Two suspects in the abduction of journalist Ahmed Rilwan were transferred to a remand facility on Thursday, days after the criminal court moved the pair to house imprisonment.
The Prosecutor General’s Office had appealed the criminal court’s ruling at the High Court and won an order on April 28 to keep Aalif Rauf, 29 years, and Mohamed Nooradheen, 31 years, under state custody.
Aalif and Nooradheen were first arrested on April 5, and had been transferred to house imprisonment on April 22, despite objections by the police.
Their arrest followed the police’s admission that Rilwan was abducted from outside his apartment building in Hulhumalé on August 8, 2014. A red car owned by Aalif is suspected to have been used in the abduction, police said.
DNA samples lifted from the trunk of Aalif’s car matched that of Rilwan’s mother’s DNA, the police said.
Soon after Rilwan’s disappearance was reported, his neighbors said they had witnessed a man being forced into a car at knifepoint outside his apartment building in Hulhumalé. The police had previously insisted that DNA analysis was insufficient to link the August 8 abduction with Rilwan’s disappearance.
Rilwan’s family has accused the police of negligence, questioning why officers had failed to investigate the abduction when it was first reported, but police said officers on duty that night had done all they could.
Aalif and Nooradheen were arrested on suspicion of links to the abduction and alleged attempts to tamper with evidence.
Earlier this month, police confirmed that several young men with the Kuda Henveiru gang – led by Aalif – had tailed Rilwan for over two hours on the night he went missing. The chief suspect, Mohamed Suaid, was arrested in September of 2014, but was released by the criminal court a few weeks later.
Suaid left the Maldives in January 2015 with Aalif’s brother Azlif Rauf, a former soldier who was arrested over the 2012 brutal murder of MP Afrasheem Ali. Azlif was never charged over the killing.
Suaid and Azlif’s family say the pair died in battle in the Syrian civil war last year, but the claim has been disputed by opposition politicians.
Human rights NGO, the Maldivian Democracy Network, had published a comprehensive report into the journalist’s disappearance in September 2014, detailing the involvement of Kuda Henveiru gang, but the police dismissed the report as politically motivated at the time.

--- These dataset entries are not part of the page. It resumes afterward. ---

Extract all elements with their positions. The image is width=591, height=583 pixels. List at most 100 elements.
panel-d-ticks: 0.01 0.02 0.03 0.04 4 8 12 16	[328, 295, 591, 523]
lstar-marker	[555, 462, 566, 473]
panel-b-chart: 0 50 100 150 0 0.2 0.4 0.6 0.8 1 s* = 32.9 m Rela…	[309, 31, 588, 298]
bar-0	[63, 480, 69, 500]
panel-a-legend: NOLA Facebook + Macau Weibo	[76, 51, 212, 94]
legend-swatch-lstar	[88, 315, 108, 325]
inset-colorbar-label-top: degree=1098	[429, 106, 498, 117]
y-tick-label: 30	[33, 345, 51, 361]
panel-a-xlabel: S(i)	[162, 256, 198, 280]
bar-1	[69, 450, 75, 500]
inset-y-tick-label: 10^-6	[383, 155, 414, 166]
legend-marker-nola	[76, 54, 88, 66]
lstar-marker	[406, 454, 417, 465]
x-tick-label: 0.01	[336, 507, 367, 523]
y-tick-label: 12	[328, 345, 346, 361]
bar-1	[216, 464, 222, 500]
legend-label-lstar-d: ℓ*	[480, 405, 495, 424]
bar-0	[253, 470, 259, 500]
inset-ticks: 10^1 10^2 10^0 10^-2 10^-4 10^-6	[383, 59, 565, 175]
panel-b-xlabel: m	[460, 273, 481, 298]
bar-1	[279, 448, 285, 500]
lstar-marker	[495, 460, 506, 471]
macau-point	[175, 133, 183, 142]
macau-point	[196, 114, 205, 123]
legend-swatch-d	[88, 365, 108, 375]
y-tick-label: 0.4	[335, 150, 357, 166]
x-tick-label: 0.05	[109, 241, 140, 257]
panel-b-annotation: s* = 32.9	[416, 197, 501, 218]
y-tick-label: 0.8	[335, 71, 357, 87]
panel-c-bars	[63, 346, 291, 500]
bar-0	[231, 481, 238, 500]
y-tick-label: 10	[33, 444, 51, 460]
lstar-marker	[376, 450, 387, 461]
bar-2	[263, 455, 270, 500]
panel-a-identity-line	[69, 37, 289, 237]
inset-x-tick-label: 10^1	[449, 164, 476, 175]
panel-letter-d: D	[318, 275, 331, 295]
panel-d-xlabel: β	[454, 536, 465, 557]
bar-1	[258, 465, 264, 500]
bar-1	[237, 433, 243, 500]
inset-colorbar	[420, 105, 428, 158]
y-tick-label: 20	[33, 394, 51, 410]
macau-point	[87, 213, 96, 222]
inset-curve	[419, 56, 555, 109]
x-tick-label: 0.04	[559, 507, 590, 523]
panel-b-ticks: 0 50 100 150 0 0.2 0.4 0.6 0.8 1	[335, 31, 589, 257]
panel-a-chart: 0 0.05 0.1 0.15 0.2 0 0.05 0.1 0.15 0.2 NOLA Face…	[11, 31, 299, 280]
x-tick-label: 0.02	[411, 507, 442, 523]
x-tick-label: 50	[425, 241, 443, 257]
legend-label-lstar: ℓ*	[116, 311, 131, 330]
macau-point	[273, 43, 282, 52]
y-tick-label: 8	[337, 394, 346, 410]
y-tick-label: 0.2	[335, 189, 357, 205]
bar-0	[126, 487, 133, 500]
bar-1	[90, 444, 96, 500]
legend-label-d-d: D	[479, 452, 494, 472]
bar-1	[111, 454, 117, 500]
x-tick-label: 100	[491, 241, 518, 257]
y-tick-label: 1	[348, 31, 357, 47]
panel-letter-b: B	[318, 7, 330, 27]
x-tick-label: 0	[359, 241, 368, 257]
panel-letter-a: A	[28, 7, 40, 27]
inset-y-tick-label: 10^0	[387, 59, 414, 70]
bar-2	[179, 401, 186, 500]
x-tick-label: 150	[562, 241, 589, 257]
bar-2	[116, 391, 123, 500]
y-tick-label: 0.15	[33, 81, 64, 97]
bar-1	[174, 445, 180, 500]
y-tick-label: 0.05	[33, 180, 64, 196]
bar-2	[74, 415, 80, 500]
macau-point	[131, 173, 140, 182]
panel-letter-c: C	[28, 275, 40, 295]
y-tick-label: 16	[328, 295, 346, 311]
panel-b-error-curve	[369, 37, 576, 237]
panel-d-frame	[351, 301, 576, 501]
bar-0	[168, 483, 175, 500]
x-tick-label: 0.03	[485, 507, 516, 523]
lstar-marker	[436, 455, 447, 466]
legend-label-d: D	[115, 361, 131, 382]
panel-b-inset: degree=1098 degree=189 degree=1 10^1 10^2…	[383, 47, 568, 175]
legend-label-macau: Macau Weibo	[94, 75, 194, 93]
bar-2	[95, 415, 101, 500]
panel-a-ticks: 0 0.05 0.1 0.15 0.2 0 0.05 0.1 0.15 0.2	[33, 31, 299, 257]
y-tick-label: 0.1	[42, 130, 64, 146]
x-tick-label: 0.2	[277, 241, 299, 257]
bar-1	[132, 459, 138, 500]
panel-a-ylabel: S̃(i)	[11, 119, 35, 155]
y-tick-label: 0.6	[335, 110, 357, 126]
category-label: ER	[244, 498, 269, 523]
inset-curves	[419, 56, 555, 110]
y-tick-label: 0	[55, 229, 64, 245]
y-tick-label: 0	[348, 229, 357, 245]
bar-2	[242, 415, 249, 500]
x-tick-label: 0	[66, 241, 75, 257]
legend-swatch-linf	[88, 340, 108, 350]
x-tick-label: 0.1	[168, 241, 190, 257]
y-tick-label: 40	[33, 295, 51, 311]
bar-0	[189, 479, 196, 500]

Days after the report’s release, a machete was lodged in the front door of The Maldives Independent’s (formerly Minivan News) offices. The suspect was released by the criminal court.
Rilwan’s abduction has received global attention with Reporters Without Borders referring the case to the UN working group on enforced or involuntary disappearances. The US government and the European Union parliament have also expressed concern.
Home Minister Umar Naseer in November revealed that former Vice President Ahmed Adeeb, detained on suspicion of links to an explosion on the president’s speedboat, had been questioned over Rilwan’s disappearance.
Rilwan’s family has asked oversight bodies, the National Integrity Commission and the Human Rights Commission of the Maldives, for help in pressuring the police for an independent inquiry.
Members of Rilwan’s family were pepper sprayed at a silent march commemorating the anniversary of his disappearance.